The disease-free survival was better for the group receiving CAFZT compared to CAFZ. There was a borderline impact of CAFZ compared to CAF. An unplanned preliminary, retrospective subset analysis demonstrated that younger women — arbitrarily defined as women under the age of 40 — seemed to do better with Zoladex®(goserelin acetate implant). Perhaps that's not surprising, because those women are the least likely to be made postmenopausal by chemotherapy. There's also a suggestion that women with premenopausal estrogen levels after chemotherapy were destined to derive benefit from Zoladex.
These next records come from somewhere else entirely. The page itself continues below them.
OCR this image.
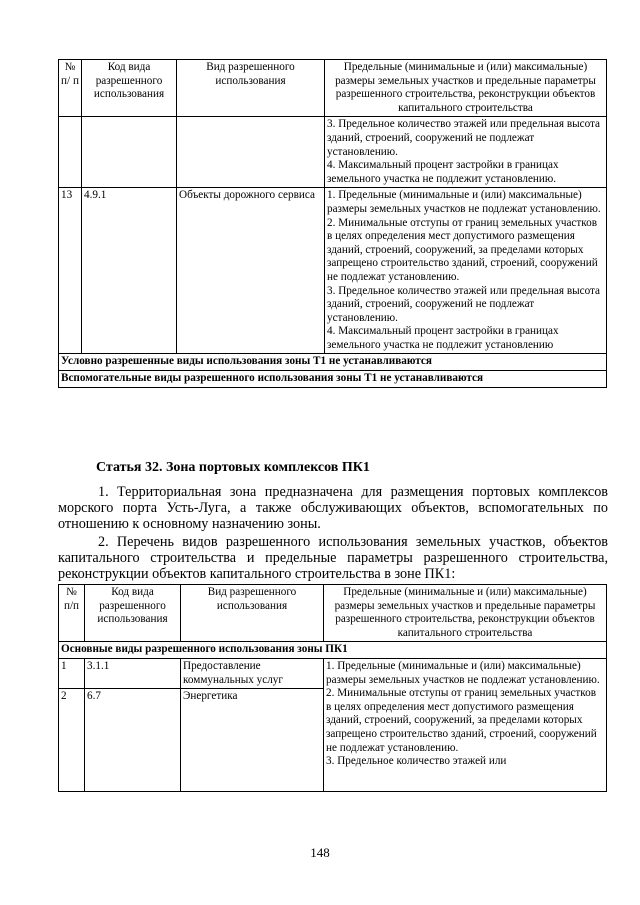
№ п/ п	Код вида разрешенного использования	Вид разрешенного использования	Предельные (минимальные и (или) максимальные) размеры земельных участков и предельные параметры разрешенного строительства, реконструкции объектов капитального строительства
			3. Предельное количество этажей или предельная высота зданий, строений, сооружений не подлежат установлению.
4. Максимальный процент застройки в границах земельного участка не подлежит установлению.
13	4.9.1	Объекты дорожного сервиса	1. Предельные (минимальные и (или) максимальные) размеры земельных участков не подлежат установлению.
2. Минимальные отступы от границ земельных участков в целях определения мест допустимого размещения зданий, строений, сооружений, за пределами которых запрещено строительство зданий, строений, сооружений не подлежат установлению.
3. Предельное количество этажей или предельная высота зданий, строений, сооружений не подлежат установлению.
4. Максимальный процент застройки в границах земельного участка не подлежит установлению
Условно разрешенные виды использования зоны Т1 не устанавливаются			
Вспомогательные виды разрешенного использования зоны Т1 не устанавливаются			
Статья 32. Зона портовых комплексов ПК1
1. Территориальная зона предназначена для размещения портовых комплексов
морского порта Усть-Луга, а также обслуживающих объектов, вспомогательных по
отношению к основному назначению зоны.
2. Перечень видов разрешенного использования земельных участков, объектов
капитального строительства и предельные параметры разрешенного строительства,
реконструкции объектов капитального строительства в зоне ПК1:
№ п/п	Код вида разрешенного использования	Вид разрешенного использования	Предельные (минимальные и (или) максимальные) размеры земельных участков и предельные параметры разрешенного строительства, реконструкции объектов капитального строительства
Основные виды разрешенного использования зоны ПК1			
1	3.1.1	Предоставление коммунальных услуг	1. Предельные (минимальные и (или) максимальные) размеры земельных участков не подлежат установлению.
2. Минимальные отступы от границ земельных участков в целях определения мест допустимого размещения зданий, строений, сооружений, за пределами которых запрещено строительство зданий, строений, сооружений не подлежат установлению.
3. Предельное количество этажей или
2	6.7	Энергетика	
148
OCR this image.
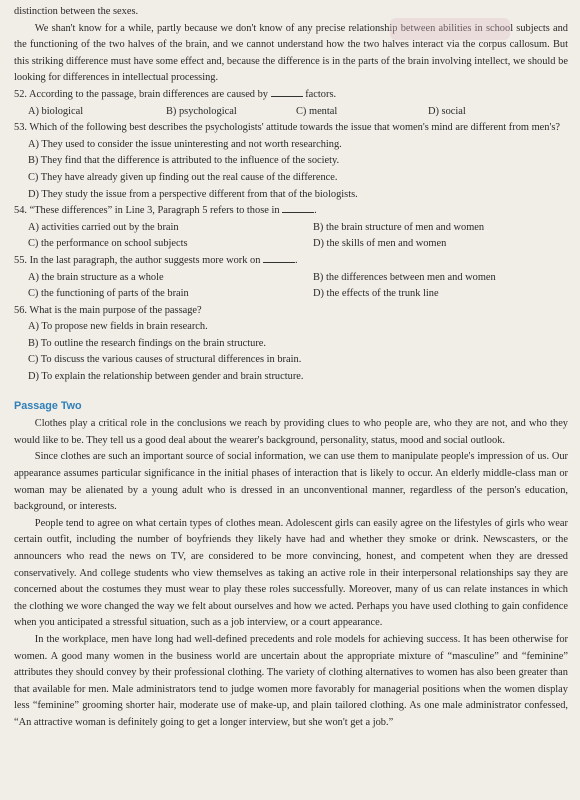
distinction between the sexes.

We shan't know for a while, partly because we don't know of any precise relationship between abilities in school subjects and the functioning of the two halves of the brain, and we cannot understand how the two halves interact via the corpus callosum. But this striking difference must have some effect and, because the difference is in the parts of the brain involving intellect, we should be looking for differences in intellectual processing.

52. According to the passage, brain differences are caused by	factors.
A) biological	B) psychological	C) mental	D) social

53. Which of the following best describes the psychologists' attitude towards the issue that women's mind are different from men's?

A) They used to consider the issue uninteresting and not worth researching.
B) They find that the difference is attributed to the influence of the society.
C) They have already given up finding out the real cause of the difference.
D) They study the issue from a perspective different from that of the biologists.
54. “These differences” in Line 3, Paragraph 5 refers to those in	.
A) activities carried out by the brain	B) the brain structure of men and women
C) the performance on school subjects	D) the skills of men and women
55. In the last paragraph, the author suggests more work on	.
A) the brain structure as a whole	B) the differences between men and women
C) the functioning of parts of the brain	D) the effects of the trunk line

56. What is the main purpose of the passage?

A) To propose new fields in brain research.
B) To outline the research findings on the brain structure.
C) To discuss the various causes of structural differences in brain.
D) To explain the relationship between gender and brain structure.
Passage Two

Clothes play a critical role in the conclusions we reach by providing clues to who people are, who they are not, and who they would like to be. They tell us a good deal about the wearer's background, personality, status, mood and social outlook.

Since clothes are such an important source of social information, we can use them to manipulate people's impression of us. Our appearance assumes particular significance in the initial phases of interaction that is likely to occur. An elderly middle-class man or woman may be alienated by a young adult who is dressed in an unconventional manner, regardless of the person's education, background, or interests.

People tend to agree on what certain types of clothes mean. Adolescent girls can easily agree on the lifestyles of girls who wear certain outfit, including the number of boyfriends they likely have had and whether they smoke or drink. Newscasters, or the announcers who read the news on TV, are considered to be more convincing, honest, and competent when they are dressed conservatively. And college students who view themselves as taking an active role in their interpersonal relationships say they are concerned about the costumes they must wear to play these roles successfully. Moreover, many of us can relate instances in which the clothing we wore changed the way we felt about ourselves and how we acted. Perhaps you have used clothing to gain confidence when you anticipated a stressful situation, such as a job interview, or a court appearance.

In the workplace, men have long had well-defined precedents and role models for achieving success. It has been otherwise for women. A good many women in the business world are uncertain about the appropriate mixture of “masculine” and “feminine” attributes they should convey by their professional clothing. The variety of clothing alternatives to women has also been greater than that available for men. Male administrators tend to judge women more favorably for managerial positions when the women display less “feminine” grooming shorter hair, moderate use of make-up, and plain tailored clothing. As one male administrator confessed, “An attractive woman is definitely going to get a longer interview, but she won't get a job.”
The big clinical question now is what to do with the young woman who is premenopausal at the end of chemotherapy? Most of them receive tamoxifen as a matter of routine, and I personally am not using LHRH agonists in that situation right now, but some of our very good colleagues have looked at these trial results and said that they think it is legitimate to do.

— Nancy E Davidson, MD

ADJUVANT OVARIAN ABLATION
We now have several trials demonstrating that in receptor-positive premenopausal patients, ovarian ablation is as effective as CMF — and, in fact, there’s almost a suggestion that it is better. In the ECOG study (Intergroup 0101), patients received CAF, which everyone would consider state-of-the-art chemotherapy. In that trial, there was additional benefit from adding ovarian ablation to CAF — certainly among women under age 40. That study really changed my thinking, and I have now moved to the point that if a woman receives adjuvant chemotherapy and does not stop menstruating, I routinely add the LHRH agonist, Zoladex, with tamoxifen.

— I Craig Henderson, MD

AUSTRIAN TRIAL: ABCSG 12
The basis for this trial was a study presented at ASCO whereby patients were randomized either to CMF or to Zoladex plus tamoxifen. This was in premenopausal, ER-positive patients, and what it showed was that the early recurrence-free survival curves were in favor of the endocrine arm. And so they have taken that as the control arm for the next study, and they’re now comparing Zoladex plus tamoxifen to Zoladex plus Arimidex.